KEY POINTS:
For years we have been told about the number of talented players coming through at the Warriors but now we can actually evaluate that for ourselves.
The Toyota Cup under-20 competition mirrors the NRL and will be played as curtainraisers before the main event, meaning the young Warriors tackle Melbourne's youth team tomorrow night.
While most attention will be on how Ivan Cleary's side will go this season, and rightly so, the introduction of the under-20s is arguably one of the most significant in the club's history.
The club had a reserve grade side for their first couple of seasons and were able to farm out some fringe players last season to the Auckland Lions (now the Vulcans) in the NSW Premier League, but the under-20s is a legitimate feeder to the first team.
They are being treated as, and taught how to be, professional players, are paid within a A$250,000 salary cap and are even using the same calls and systems as the NRL team.
"We will be one of the biggest beneficiaries of this competition because we have never had a pathway like this before," youth team manager Dean Bell says.
He's right. The Warriors have always been at a disadvantage, particularly against Sydney clubs, who have four levels of competition for their emerging talent.
They learn the ropes early and tend to adapt to NRL more quickly than New Zealand-based players, feeding the Warriors' reliance on Australian players.

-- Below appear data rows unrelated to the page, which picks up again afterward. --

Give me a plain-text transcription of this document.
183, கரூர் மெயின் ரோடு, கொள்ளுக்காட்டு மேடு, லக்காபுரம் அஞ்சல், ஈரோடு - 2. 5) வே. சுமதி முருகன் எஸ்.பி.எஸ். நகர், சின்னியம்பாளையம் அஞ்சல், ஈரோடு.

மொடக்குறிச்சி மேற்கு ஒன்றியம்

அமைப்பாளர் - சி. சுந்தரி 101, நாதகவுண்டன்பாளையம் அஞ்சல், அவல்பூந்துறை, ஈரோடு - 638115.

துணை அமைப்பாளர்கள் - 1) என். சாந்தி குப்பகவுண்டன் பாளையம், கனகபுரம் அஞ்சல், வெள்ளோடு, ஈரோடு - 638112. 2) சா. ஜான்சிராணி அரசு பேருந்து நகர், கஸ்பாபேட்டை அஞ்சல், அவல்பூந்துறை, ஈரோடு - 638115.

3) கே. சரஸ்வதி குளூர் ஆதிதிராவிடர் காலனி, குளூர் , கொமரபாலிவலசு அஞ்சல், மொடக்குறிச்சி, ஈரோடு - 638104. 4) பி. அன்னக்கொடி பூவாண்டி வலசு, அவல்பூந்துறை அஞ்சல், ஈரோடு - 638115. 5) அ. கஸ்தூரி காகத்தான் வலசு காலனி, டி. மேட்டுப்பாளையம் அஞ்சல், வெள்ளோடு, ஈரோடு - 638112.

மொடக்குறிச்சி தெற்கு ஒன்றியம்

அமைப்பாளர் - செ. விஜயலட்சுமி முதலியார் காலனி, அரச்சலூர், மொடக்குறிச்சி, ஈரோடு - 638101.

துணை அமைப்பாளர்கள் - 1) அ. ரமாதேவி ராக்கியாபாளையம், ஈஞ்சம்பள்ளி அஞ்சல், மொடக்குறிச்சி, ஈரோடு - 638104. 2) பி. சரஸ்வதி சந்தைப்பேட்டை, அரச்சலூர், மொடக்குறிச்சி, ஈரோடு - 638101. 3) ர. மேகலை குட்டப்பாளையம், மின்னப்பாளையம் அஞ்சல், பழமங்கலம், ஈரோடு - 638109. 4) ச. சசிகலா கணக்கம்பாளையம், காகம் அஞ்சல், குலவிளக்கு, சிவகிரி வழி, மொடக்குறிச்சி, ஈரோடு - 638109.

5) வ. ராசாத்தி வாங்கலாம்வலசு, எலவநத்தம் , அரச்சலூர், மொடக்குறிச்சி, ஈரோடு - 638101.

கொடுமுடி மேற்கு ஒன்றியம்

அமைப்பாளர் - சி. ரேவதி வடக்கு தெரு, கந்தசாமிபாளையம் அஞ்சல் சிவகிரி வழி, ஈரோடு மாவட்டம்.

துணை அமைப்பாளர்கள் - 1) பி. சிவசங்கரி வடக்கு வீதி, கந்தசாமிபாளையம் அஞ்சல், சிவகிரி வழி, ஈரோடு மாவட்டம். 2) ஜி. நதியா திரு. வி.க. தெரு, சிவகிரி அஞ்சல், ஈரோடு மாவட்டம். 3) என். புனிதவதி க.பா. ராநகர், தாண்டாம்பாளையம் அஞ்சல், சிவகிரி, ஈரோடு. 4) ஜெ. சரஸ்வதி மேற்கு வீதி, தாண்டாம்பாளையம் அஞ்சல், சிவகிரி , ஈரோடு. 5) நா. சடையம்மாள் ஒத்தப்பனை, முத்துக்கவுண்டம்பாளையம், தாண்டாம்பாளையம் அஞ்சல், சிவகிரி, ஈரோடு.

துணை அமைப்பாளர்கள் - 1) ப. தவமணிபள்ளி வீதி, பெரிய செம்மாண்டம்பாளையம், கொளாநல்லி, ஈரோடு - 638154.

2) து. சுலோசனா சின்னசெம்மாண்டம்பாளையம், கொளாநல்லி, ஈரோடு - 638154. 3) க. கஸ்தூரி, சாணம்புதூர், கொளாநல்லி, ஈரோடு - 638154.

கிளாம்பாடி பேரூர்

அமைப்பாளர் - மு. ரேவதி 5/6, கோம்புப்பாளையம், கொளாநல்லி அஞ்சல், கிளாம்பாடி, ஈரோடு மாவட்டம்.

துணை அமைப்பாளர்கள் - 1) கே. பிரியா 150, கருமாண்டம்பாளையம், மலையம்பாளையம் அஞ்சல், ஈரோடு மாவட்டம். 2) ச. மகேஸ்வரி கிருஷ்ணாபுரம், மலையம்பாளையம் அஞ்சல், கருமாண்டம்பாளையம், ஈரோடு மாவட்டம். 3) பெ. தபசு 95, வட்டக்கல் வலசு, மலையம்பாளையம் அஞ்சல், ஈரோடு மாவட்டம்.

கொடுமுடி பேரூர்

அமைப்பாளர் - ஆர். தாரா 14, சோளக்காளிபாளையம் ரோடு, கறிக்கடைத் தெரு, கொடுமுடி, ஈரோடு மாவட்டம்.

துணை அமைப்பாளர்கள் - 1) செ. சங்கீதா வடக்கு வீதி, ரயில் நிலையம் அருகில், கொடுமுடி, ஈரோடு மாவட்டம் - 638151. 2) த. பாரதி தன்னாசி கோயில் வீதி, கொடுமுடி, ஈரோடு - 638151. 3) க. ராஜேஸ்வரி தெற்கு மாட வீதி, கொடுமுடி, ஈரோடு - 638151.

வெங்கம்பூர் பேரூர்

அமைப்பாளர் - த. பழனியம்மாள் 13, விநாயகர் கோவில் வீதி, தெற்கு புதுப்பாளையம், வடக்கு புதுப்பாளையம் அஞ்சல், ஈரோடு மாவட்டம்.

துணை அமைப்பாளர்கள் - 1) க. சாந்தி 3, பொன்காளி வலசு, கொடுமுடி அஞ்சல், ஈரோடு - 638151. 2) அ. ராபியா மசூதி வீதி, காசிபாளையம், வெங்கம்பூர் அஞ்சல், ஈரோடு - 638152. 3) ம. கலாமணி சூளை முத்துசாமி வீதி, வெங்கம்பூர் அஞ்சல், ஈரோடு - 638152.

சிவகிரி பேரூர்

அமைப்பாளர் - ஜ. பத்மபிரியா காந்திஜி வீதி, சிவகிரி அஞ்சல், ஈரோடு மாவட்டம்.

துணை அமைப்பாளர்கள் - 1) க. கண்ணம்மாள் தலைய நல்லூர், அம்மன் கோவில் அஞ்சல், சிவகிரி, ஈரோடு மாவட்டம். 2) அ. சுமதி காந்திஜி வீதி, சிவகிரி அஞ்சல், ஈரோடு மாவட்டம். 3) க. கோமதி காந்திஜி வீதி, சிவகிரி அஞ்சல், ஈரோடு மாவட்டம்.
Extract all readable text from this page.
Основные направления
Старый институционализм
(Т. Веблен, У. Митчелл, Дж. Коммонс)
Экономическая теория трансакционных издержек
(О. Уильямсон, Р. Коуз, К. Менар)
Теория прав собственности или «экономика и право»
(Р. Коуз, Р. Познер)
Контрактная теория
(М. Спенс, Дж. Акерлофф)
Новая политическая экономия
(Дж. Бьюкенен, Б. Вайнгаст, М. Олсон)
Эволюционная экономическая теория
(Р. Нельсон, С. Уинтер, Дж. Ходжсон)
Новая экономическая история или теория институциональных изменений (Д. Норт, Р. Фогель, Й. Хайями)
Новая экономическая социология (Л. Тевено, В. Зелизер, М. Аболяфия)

It's also meant this country's top young players have often headed to Australia because there have been these systems in place. While the arrival of the Warriors' under-20 side won't stop every top junior heading across the ditch, it is expected to lessen the flow.
The are few jobs in New Zealand Bell would have come home for, but this is one of them. After spending nearly 20 years in England, interrupted only by returning to play in the Warriors' inaugural season in 1995, Bell specialises in developing young talent.
Bell, together with coach Tony Iro and his assistant Frank Harold, will plot a course that aims to turn six or seven out of the present squad of 32 into fulltime professionals.
It might not seem like a great return, but Bell is realistic.
"It's just so hard to make it at that level," he says. "Talent is not enough. The great thing about the under-20s is that we can educate them and prepare them for the NRL.
"I can already see the difference after being together for five months but we're now going into the weekly grind and these guys will learn very rapidly what it's all about."
A number of Junior Kiwis are included in tomorrow's squad but two who have a better chance than most of making it are Sonny Fai and Russell Packer.
Cleary has said Fai will make his NRL debut in 2008 while Packer is being groomed to help fill the gaping hole left when Steve Price and Ruben Wiki finish with the Warriors.